あまりよくない言い方かもしれないんですけど、『METABOLISM』が出たときにすごく衝撃的だったんですよ。というのは、沼澤尚※6さんのドラムがSING LIKE TALKINGのイメージに強くあったんですが、『METABOLISM』でドラマーが佐藤強一※7さんに替わって……。
このアルバムの曲に関してはもちろん良いんですけど、過去の曲をプレイしたときのグルーヴの違いをすごく感じたんです。そこは竹善さんとしてはどう感じていますか?
佐藤:それはね、例えば「RISE」(11thシングル『Humanity』(92年)収録)でタカ(沼澤尚)がやっているような曲は、彼がいるときはライヴで進んでピックアップしていったんですね。

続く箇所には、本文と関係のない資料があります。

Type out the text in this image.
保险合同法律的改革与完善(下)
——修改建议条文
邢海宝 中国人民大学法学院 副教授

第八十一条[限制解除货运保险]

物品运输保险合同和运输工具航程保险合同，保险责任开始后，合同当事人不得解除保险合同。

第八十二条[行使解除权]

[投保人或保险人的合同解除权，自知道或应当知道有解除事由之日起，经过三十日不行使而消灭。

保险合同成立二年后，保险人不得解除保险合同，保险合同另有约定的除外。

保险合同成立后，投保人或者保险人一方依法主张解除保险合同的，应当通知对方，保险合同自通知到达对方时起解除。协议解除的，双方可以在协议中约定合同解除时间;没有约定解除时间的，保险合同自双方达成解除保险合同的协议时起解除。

『togetherness』とか『Welcome To Another World』(97年)はほとんどタカのドラムですけど、『ENCOUNTER』までの作品の中には、逆にあのメンバーだからできなかった曲もあるんですね。例えば「Your Smile」(『0[l∧v]収録』)はJethro Tullのドラマー(ドーン・ペリー)が叩いているんですけど、そういう曲は今のメンバーだからこそやれるんですよ。
――佐藤強一さんだからこそ、過去のまた別の楽曲もできるというわけですね。
佐藤:うん。あまりにもタカたちとやっていた期間が長かったから“沼澤尚=SING LIKE TALKING”というイメージはついたと思うし。“みんながバンド”っていう意識は僕らが目指したところでもあるので、素晴らしいことでもあるんですけど、音楽的な興味がまた違うステップを踏んだ以上はね。例えば1つのメロを弾いてもらうときに、バイオリンを選ぶのかギターを選ぶのかっていうのと同じ感覚で、このグルーヴに合った人はどの人なのか、っていうことでメンバーも変わっていくんですよね。